A spokesman for the 17,000-strong U.N. peacekeeping mission in Congo, known as MONUC, confirmed that its troops were providing support for the Congolese army operations.

Attacks by rebels and renegade militias in eastern Congo have persisted despite historic U.N.-supervised elections last year which crowned a peace process ending a 1998-2003 war in the vast, mineral-rich former Belgian colony.

The first free vote in more than four decades was won by incumbent President Joseph Kabila.

The UN mission itself has come under fire amid allegations that in 2005 some of its Pakistani peacekeepers stationed in the area traded weapons for gold with the very same militia they were tasked with disarming, the BBC reports. When the UN sent an internal oversight team to investigate the matter, it resulted in a standoff between the investigators and the peacekeepers.
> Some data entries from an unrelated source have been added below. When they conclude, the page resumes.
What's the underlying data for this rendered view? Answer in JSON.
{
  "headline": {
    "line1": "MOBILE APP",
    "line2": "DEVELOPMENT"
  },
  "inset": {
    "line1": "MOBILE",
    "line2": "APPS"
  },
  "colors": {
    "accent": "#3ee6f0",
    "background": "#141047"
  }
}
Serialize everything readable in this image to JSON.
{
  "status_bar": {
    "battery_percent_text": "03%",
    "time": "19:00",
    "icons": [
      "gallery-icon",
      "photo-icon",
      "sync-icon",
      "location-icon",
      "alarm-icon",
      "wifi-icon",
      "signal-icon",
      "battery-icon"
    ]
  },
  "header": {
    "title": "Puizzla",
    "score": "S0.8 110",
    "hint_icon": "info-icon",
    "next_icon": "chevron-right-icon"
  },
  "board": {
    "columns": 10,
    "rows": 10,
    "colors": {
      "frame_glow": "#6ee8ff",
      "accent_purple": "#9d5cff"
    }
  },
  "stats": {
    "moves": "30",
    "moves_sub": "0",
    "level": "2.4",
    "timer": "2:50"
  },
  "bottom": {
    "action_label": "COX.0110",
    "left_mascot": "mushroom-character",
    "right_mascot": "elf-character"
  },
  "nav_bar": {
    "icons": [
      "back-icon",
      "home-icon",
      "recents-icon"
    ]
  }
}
At first the Pakistani battalion there cooperated with [investigators]. But when they attempted to seize a computer with apparently incriminating documents on it a stand-off ensued.

The Pakistanis surrounded the UN police accompanying the investigators with barbed wire and put two armoured personnel carriers outside their living quarters at a nearby Christian mission.

Thoroughly intimidated, the investigators were airlifted out of Mongbwalu.

The BBC adds that new deployments of Pakistani UN troops are cycled in and out at six-month intervals, and current forces are not implicated in the ongoing investigation.